None of that old Tech thinking applies to this current bunch with five straight victories and a heavy dose of new Tech thinking after its only loss against Notre Dame. “After we win a game and then another, it just hits you, like, we can end up playing in a BCS game,” said Calvin Johnson, the Jackets’ otherworldly receiver, delivering the truth. “Me and my roommate, J.J. [wide receiver James Johnson], we’ll talk about it now and then. With the confidence we’re gaining throughout the season, you can’t help but think about it.”
Just thought you might want to know, especially with the Jackets preparing to match their No. 13 ranking tonight in Death Valley against No. 12 Clemson in search of more than bragging rights for I-85. This also goes further than Tech wishing to pad its lead in the Coastal Division of the ACC. See the Jackets’ season, ranging from the crushing of Virginia Tech in Blacksburg to the Maryland comeback to the lack of a letdown against pitiful Virginia.

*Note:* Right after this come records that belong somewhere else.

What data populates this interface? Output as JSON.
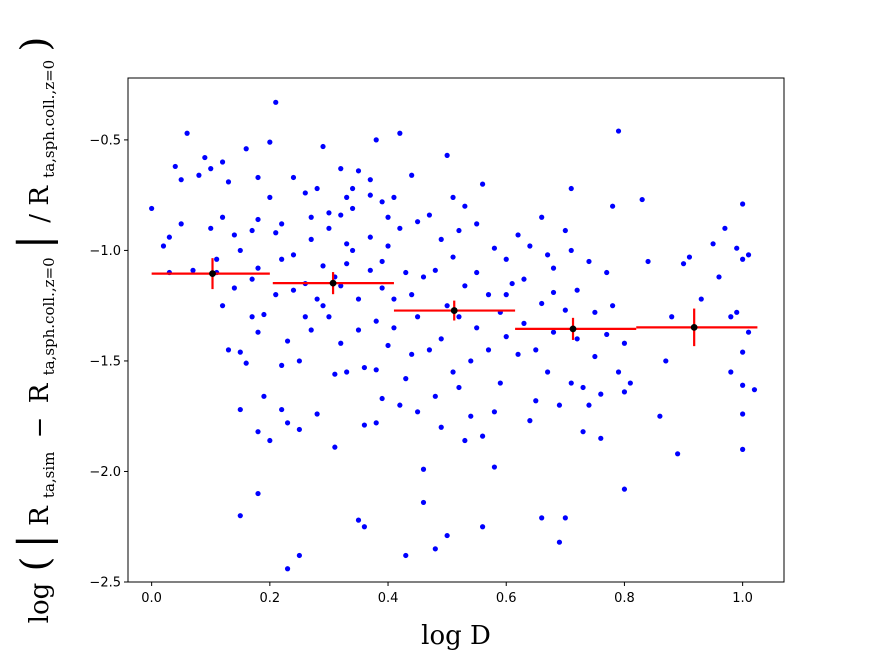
{
  "chart_data": {
    "type": "scatter",
    "xlabel": "log D",
    "ylabel": "log(|R_ta,sim − R_ta,sph.coll.,z=0| / R_ta,sph.coll.,z=0)",
    "ylabel_parts": {
      "log": "log",
      "r1": "R",
      "sub1": "ta,sim",
      "minus": "−",
      "r2": "R",
      "sub2": "ta,sph.coll.,z=0",
      "slash": "/",
      "r3": "R",
      "sub3": "ta,sph.coll.,z=0"
    },
    "xlim": [
      -0.04,
      1.07
    ],
    "ylim": [
      -2.5,
      -0.22
    ],
    "xticks": [
      0.0,
      0.2,
      0.4,
      0.6,
      0.8,
      1.0
    ],
    "xtick_labels": [
      "0.0",
      "0.2",
      "0.4",
      "0.6",
      "0.8",
      "1.0"
    ],
    "yticks": [
      -2.5,
      -2.0,
      -1.5,
      -1.0,
      -0.5
    ],
    "ytick_labels": [
      "−2.5",
      "−2.0",
      "−1.5",
      "−1.0",
      "−0.5"
    ],
    "colors": {
      "points": "#0000ff",
      "bins": "#ff0000",
      "means": "#000000"
    },
    "points": [
      [
        0.0,
        -0.81
      ],
      [
        0.02,
        -0.98
      ],
      [
        0.03,
        -1.1
      ],
      [
        0.03,
        -0.94
      ],
      [
        0.04,
        -0.62
      ],
      [
        0.05,
        -0.88
      ],
      [
        0.05,
        -0.68
      ],
      [
        0.06,
        -0.47
      ],
      [
        0.07,
        -1.09
      ],
      [
        0.08,
        -0.66
      ],
      [
        0.09,
        -0.58
      ],
      [
        0.1,
        -0.9
      ],
      [
        0.1,
        -0.63
      ],
      [
        0.11,
        -1.1
      ],
      [
        0.11,
        -1.04
      ],
      [
        0.12,
        -0.6
      ],
      [
        0.12,
        -0.85
      ],
      [
        0.12,
        -1.25
      ],
      [
        0.13,
        -1.45
      ],
      [
        0.13,
        -0.69
      ],
      [
        0.14,
        -0.93
      ],
      [
        0.14,
        -1.17
      ],
      [
        0.15,
        -1.46
      ],
      [
        0.15,
        -1.72
      ],
      [
        0.15,
        -1.0
      ],
      [
        0.15,
        -2.2
      ],
      [
        0.16,
        -1.51
      ],
      [
        0.16,
        -0.54
      ],
      [
        0.17,
        -1.3
      ],
      [
        0.17,
        -0.91
      ],
      [
        0.17,
        -1.13
      ],
      [
        0.18,
        -0.67
      ],
      [
        0.18,
        -0.86
      ],
      [
        0.18,
        -1.08
      ],
      [
        0.18,
        -1.37
      ],
      [
        0.18,
        -2.1
      ],
      [
        0.18,
        -1.82
      ],
      [
        0.19,
        -1.29
      ],
      [
        0.19,
        -1.66
      ],
      [
        0.2,
        -1.86
      ],
      [
        0.2,
        -0.76
      ],
      [
        0.2,
        -0.51
      ],
      [
        0.21,
        -0.33
      ],
      [
        0.21,
        -0.92
      ],
      [
        0.21,
        -1.2
      ],
      [
        0.22,
        -1.52
      ],
      [
        0.22,
        -1.72
      ],
      [
        0.22,
        -1.04
      ],
      [
        0.22,
        -0.88
      ],
      [
        0.23,
        -2.44
      ],
      [
        0.23,
        -1.78
      ],
      [
        0.23,
        -1.41
      ],
      [
        0.24,
        -0.67
      ],
      [
        0.24,
        -1.02
      ],
      [
        0.24,
        -1.18
      ],
      [
        0.25,
        -2.38
      ],
      [
        0.25,
        -1.81
      ],
      [
        0.25,
        -1.5
      ],
      [
        0.26,
        -1.3
      ],
      [
        0.26,
        -0.74
      ],
      [
        0.26,
        -1.15
      ],
      [
        0.27,
        -0.85
      ],
      [
        0.27,
        -0.95
      ],
      [
        0.27,
        -1.36
      ],
      [
        0.28,
        -1.22
      ],
      [
        0.28,
        -1.74
      ],
      [
        0.28,
        -0.72
      ],
      [
        0.29,
        -0.53
      ],
      [
        0.29,
        -1.07
      ],
      [
        0.29,
        -1.25
      ],
      [
        0.3,
        -0.83
      ],
      [
        0.3,
        -0.9
      ],
      [
        0.3,
        -1.3
      ],
      [
        0.31,
        -1.12
      ],
      [
        0.31,
        -1.56
      ],
      [
        0.31,
        -1.89
      ],
      [
        0.32,
        -0.63
      ],
      [
        0.32,
        -0.84
      ],
      [
        0.32,
        -1.16
      ],
      [
        0.32,
        -1.42
      ],
      [
        0.33,
        -0.76
      ],
      [
        0.33,
        -0.97
      ],
      [
        0.33,
        -1.06
      ],
      [
        0.33,
        -1.55
      ],
      [
        0.34,
        -0.81
      ],
      [
        0.34,
        -0.72
      ],
      [
        0.34,
        -1.0
      ],
      [
        0.35,
        -1.22
      ],
      [
        0.35,
        -1.36
      ],
      [
        0.35,
        -0.64
      ],
      [
        0.35,
        -2.22
      ],
      [
        0.36,
        -2.25
      ],
      [
        0.36,
        -1.53
      ],
      [
        0.36,
        -1.79
      ],
      [
        0.37,
        -0.94
      ],
      [
        0.37,
        -0.75
      ],
      [
        0.37,
        -1.09
      ],
      [
        0.37,
        -0.68
      ],
      [
        0.38,
        -0.5
      ],
      [
        0.38,
        -1.54
      ],
      [
        0.38,
        -1.78
      ],
      [
        0.38,
        -1.32
      ],
      [
        0.39,
        -1.05
      ],
      [
        0.39,
        -1.17
      ],
      [
        0.39,
        -0.78
      ],
      [
        0.39,
        -1.67
      ],
      [
        0.4,
        -0.85
      ],
      [
        0.4,
        -1.43
      ],
      [
        0.4,
        -0.98
      ],
      [
        0.41,
        -1.22
      ],
      [
        0.41,
        -0.76
      ],
      [
        0.41,
        -1.35
      ],
      [
        0.42,
        -0.47
      ],
      [
        0.42,
        -0.9
      ],
      [
        0.42,
        -1.7
      ],
      [
        0.43,
        -2.38
      ],
      [
        0.43,
        -1.58
      ],
      [
        0.43,
        -1.1
      ],
      [
        0.44,
        -0.66
      ],
      [
        0.44,
        -1.2
      ],
      [
        0.44,
        -1.47
      ],
      [
        0.45,
        -0.87
      ],
      [
        0.45,
        -1.73
      ],
      [
        0.45,
        -1.3
      ],
      [
        0.46,
        -1.99
      ],
      [
        0.46,
        -2.14
      ],
      [
        0.46,
        -1.12
      ],
      [
        0.47,
        -0.84
      ],
      [
        0.47,
        -1.45
      ],
      [
        0.48,
        -2.35
      ],
      [
        0.48,
        -1.66
      ],
      [
        0.48,
        -1.09
      ],
      [
        0.49,
        -0.95
      ],
      [
        0.49,
        -1.4
      ],
      [
        0.49,
        -1.8
      ],
      [
        0.5,
        -0.57
      ],
      [
        0.5,
        -1.25
      ],
      [
        0.5,
        -2.29
      ],
      [
        0.51,
        -0.76
      ],
      [
        0.51,
        -1.55
      ],
      [
        0.51,
        -1.03
      ],
      [
        0.52,
        -1.62
      ],
      [
        0.52,
        -1.3
      ],
      [
        0.52,
        -0.91
      ],
      [
        0.53,
        -1.86
      ],
      [
        0.53,
        -1.16
      ],
      [
        0.53,
        -0.8
      ],
      [
        0.54,
        -1.75
      ],
      [
        0.54,
        -1.5
      ],
      [
        0.55,
        -1.1
      ],
      [
        0.55,
        -0.88
      ],
      [
        0.55,
        -1.35
      ],
      [
        0.56,
        -1.84
      ],
      [
        0.56,
        -2.25
      ],
      [
        0.56,
        -0.7
      ],
      [
        0.57,
        -1.2
      ],
      [
        0.57,
        -1.45
      ],
      [
        0.58,
        -1.98
      ],
      [
        0.58,
        -0.99
      ],
      [
        0.58,
        -1.73
      ],
      [
        0.59,
        -1.28
      ],
      [
        0.59,
        -1.6
      ],
      [
        0.6,
        -1.04
      ],
      [
        0.6,
        -1.39
      ],
      [
        0.6,
        -1.2
      ],
      [
        0.61,
        -1.15
      ],
      [
        0.62,
        -0.93
      ],
      [
        0.62,
        -1.47
      ],
      [
        0.63,
        -1.13
      ],
      [
        0.63,
        -1.33
      ],
      [
        0.64,
        -1.77
      ],
      [
        0.64,
        -0.98
      ],
      [
        0.65,
        -1.45
      ],
      [
        0.65,
        -1.68
      ],
      [
        0.66,
        -1.24
      ],
      [
        0.66,
        -2.21
      ],
      [
        0.66,
        -0.85
      ],
      [
        0.67,
        -1.02
      ],
      [
        0.67,
        -1.55
      ],
      [
        0.68,
        -1.08
      ],
      [
        0.68,
        -1.37
      ],
      [
        0.68,
        -1.19
      ],
      [
        0.69,
        -2.32
      ],
      [
        0.69,
        -1.7
      ],
      [
        0.7,
        -0.91
      ],
      [
        0.7,
        -1.27
      ],
      [
        0.7,
        -2.21
      ],
      [
        0.71,
        -1.6
      ],
      [
        0.71,
        -1.0
      ],
      [
        0.71,
        -0.72
      ],
      [
        0.72,
        -1.4
      ],
      [
        0.72,
        -1.18
      ],
      [
        0.73,
        -1.82
      ],
      [
        0.73,
        -1.62
      ],
      [
        0.74,
        -1.05
      ],
      [
        0.74,
        -1.7
      ],
      [
        0.75,
        -1.28
      ],
      [
        0.75,
        -1.48
      ],
      [
        0.76,
        -1.85
      ],
      [
        0.76,
        -1.65
      ],
      [
        0.77,
        -1.1
      ],
      [
        0.77,
        -1.38
      ],
      [
        0.78,
        -0.8
      ],
      [
        0.78,
        -1.25
      ],
      [
        0.79,
        -1.55
      ],
      [
        0.79,
        -0.46
      ],
      [
        0.8,
        -1.42
      ],
      [
        0.8,
        -1.64
      ],
      [
        0.8,
        -2.08
      ],
      [
        0.81,
        -1.6
      ],
      [
        0.83,
        -0.77
      ],
      [
        0.84,
        -1.05
      ],
      [
        0.86,
        -1.75
      ],
      [
        0.87,
        -1.5
      ],
      [
        0.88,
        -1.3
      ],
      [
        0.89,
        -1.92
      ],
      [
        0.9,
        -1.06
      ],
      [
        0.91,
        -1.03
      ],
      [
        0.93,
        -1.22
      ],
      [
        0.95,
        -0.97
      ],
      [
        0.96,
        -1.12
      ],
      [
        0.97,
        -0.9
      ],
      [
        0.98,
        -1.55
      ],
      [
        0.98,
        -1.3
      ],
      [
        0.99,
        -0.99
      ],
      [
        0.99,
        -1.28
      ],
      [
        1.0,
        -0.79
      ],
      [
        1.0,
        -1.04
      ],
      [
        1.0,
        -1.46
      ],
      [
        1.0,
        -1.74
      ],
      [
        1.0,
        -1.9
      ],
      [
        1.0,
        -1.61
      ],
      [
        1.01,
        -1.02
      ],
      [
        1.01,
        -1.37
      ],
      [
        1.02,
        -1.63
      ]
    ],
    "bins": [
      {
        "x": 0.103,
        "y": -1.105,
        "xerr": [
          0.0,
          0.2
        ],
        "yerr": 0.07
      },
      {
        "x": 0.307,
        "y": -1.148,
        "xerr": [
          0.205,
          0.41
        ],
        "yerr": 0.05
      },
      {
        "x": 0.512,
        "y": -1.272,
        "xerr": [
          0.41,
          0.615
        ],
        "yerr": 0.045
      },
      {
        "x": 0.713,
        "y": -1.355,
        "xerr": [
          0.615,
          0.82
        ],
        "yerr": 0.05
      },
      {
        "x": 0.918,
        "y": -1.348,
        "xerr": [
          0.82,
          1.025
        ],
        "yerr": 0.085
      }
    ]
  }
}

This is a Tech team that finally gets it by thinking big. So big that the Jackets realize that you can’t overlook little (such as Duke and North Carolina the rest of the way) to reach big (such as the Orange instead of the Seattle, Silicon Valley, Humanitarian, Champs Sports and Emerald bowls that have featured the Jackets during in the past five years). They were smacked around last December by an inferior Utah team in San Francisco during the Emerald Bowl. Afterward, Tech linebacker Gerris Wilkinson told me with disgust as a departing senior, “We’ve been close at times and far at times, and that’s been the problem ever since I’ve been here at Georgia Tech. We just can’t play consistently an entire season.”
Fortunately, for Tech Nation, many of the 69 returning players who were around for that Utah disaster nearly matched Wilkinson’s anger.
Thus the following: Two weeks after the Emerald Bowl, Chan Gailey called a team meeting, mostly to discuss the start of winter conditioning, and the Tech players couldn’t wait for their head coach to stop talking. That’s because they wanted the coaches to leave, so they could discuss a few things among themselves.
Loudly, too, and the subject was that old Tech thinking.
“I remember distinctly [quarterback Reggie Ball] stepping up and telling all of us that, ‘Really, our focus this season is a BCS bowl, and we’re not going to be happy unless we achieve that goal,’ ” defensive tackle Joe Anoai said earlier this week. “We’ve been rolling since then, because we have a good understanding of the big picture, but we also have a very great understanding of the small things that it takes to get there. We believe we are a great team, and we believe we have the athletes and the program here at Tech to build a national power in Atlanta.”
The key phrase: “We believe,” as opposed to the old Tech thinking of “We aren’t even considering any of that.”